Telephones and automobiles? I am in the process of writing a piece about the evolution of telephones, from French phone party lines to bluetooth convenience, producing the effect of general schizophrenia as we walk around apparently talking to ourselves. Automobiles? My parents dated in horse and buggy. ‘Nuff said?

 Blogging. There are separate bundles of humanity coming together as one. Recently I’ve been moved by the rallying of so many in care of one woman blogging about the joy and stress of caring for her brother. We are all one body, rushing to the support of a part of us in need and, in turn, receiving the gift she gives of faith, hope and health.

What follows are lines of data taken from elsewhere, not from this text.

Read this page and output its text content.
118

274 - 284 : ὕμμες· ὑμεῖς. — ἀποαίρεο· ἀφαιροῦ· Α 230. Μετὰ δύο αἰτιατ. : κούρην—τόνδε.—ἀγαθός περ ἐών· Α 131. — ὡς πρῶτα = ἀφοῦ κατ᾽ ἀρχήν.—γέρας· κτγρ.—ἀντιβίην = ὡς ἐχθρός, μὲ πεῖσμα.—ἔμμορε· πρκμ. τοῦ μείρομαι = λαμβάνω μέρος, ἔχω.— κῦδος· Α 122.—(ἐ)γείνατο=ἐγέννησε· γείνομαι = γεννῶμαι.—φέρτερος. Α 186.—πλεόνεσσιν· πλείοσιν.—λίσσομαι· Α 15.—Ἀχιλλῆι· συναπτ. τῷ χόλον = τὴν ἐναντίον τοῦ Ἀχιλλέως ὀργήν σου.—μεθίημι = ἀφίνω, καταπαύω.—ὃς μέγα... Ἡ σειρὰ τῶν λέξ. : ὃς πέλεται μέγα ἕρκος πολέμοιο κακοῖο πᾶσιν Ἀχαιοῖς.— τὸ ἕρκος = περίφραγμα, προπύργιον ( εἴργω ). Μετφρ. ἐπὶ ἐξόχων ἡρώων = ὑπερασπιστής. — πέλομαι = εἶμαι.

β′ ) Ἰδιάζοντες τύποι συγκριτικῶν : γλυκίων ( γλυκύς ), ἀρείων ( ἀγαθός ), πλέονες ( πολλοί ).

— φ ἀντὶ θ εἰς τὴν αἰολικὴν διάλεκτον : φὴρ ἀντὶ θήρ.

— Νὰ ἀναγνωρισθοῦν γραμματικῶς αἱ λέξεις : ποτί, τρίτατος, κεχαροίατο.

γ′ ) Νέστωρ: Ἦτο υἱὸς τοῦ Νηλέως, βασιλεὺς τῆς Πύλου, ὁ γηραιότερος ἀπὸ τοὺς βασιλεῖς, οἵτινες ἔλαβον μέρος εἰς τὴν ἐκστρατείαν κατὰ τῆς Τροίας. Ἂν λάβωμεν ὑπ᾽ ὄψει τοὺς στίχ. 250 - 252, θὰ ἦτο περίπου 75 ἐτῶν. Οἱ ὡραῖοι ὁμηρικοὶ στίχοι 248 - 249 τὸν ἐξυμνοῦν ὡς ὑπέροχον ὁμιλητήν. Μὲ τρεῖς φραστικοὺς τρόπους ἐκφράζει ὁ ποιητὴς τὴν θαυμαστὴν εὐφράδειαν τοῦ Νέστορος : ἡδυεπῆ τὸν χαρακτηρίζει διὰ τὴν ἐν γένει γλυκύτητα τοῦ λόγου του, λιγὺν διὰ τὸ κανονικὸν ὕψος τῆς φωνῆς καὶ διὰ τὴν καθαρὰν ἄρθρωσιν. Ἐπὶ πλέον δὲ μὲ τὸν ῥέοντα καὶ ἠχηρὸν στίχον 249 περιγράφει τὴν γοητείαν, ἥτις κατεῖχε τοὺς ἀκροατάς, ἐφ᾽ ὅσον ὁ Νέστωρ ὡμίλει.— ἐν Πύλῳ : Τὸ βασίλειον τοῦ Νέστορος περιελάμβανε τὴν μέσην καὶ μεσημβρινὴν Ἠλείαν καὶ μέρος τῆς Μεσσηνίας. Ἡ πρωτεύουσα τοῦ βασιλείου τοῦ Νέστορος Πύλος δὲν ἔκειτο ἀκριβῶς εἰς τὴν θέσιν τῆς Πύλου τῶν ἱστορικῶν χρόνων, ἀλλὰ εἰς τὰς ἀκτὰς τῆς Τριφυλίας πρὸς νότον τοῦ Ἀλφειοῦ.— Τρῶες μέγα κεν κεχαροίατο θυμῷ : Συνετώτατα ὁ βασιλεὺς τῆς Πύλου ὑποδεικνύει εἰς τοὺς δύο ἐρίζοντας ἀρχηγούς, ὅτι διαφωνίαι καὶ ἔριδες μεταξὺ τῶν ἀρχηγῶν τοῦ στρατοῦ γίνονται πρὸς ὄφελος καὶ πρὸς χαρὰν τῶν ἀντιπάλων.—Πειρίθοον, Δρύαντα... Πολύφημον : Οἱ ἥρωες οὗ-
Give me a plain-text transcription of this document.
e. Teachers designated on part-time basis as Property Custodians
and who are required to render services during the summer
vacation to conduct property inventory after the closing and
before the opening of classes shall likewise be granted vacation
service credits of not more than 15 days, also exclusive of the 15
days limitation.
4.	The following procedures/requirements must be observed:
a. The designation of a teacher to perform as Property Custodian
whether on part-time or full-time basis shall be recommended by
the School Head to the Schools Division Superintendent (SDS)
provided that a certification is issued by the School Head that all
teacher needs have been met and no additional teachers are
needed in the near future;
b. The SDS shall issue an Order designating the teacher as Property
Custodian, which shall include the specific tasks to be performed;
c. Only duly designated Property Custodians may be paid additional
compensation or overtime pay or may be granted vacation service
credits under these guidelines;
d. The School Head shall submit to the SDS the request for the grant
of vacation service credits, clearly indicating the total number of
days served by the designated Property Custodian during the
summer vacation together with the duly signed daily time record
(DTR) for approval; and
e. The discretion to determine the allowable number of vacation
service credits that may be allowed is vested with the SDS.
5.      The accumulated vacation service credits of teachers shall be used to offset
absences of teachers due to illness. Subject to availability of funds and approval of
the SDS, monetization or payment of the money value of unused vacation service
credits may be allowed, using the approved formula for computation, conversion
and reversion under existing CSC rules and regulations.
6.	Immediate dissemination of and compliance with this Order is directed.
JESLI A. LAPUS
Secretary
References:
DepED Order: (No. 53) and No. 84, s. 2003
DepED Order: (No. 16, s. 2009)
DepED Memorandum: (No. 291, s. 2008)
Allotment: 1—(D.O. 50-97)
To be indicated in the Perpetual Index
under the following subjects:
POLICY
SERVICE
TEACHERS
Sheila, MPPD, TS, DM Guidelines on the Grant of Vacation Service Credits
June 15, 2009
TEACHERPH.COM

And so to Jung as I understand him this morning. We are literally all one body, over the generations and right now. I hope this little cell called Mona will have, in some small way, removed some fear and violence toxins from the other cells in the body of which I am only a part. That would be a happy mother’s day theme.

I expect “A View From the Edge” will cite St. Paul from whom, I believe, I’ve stolen the title for this blog.

Happy Mother’s Day! For now and for eternity. Now wouldn’t that please the God’s eye view?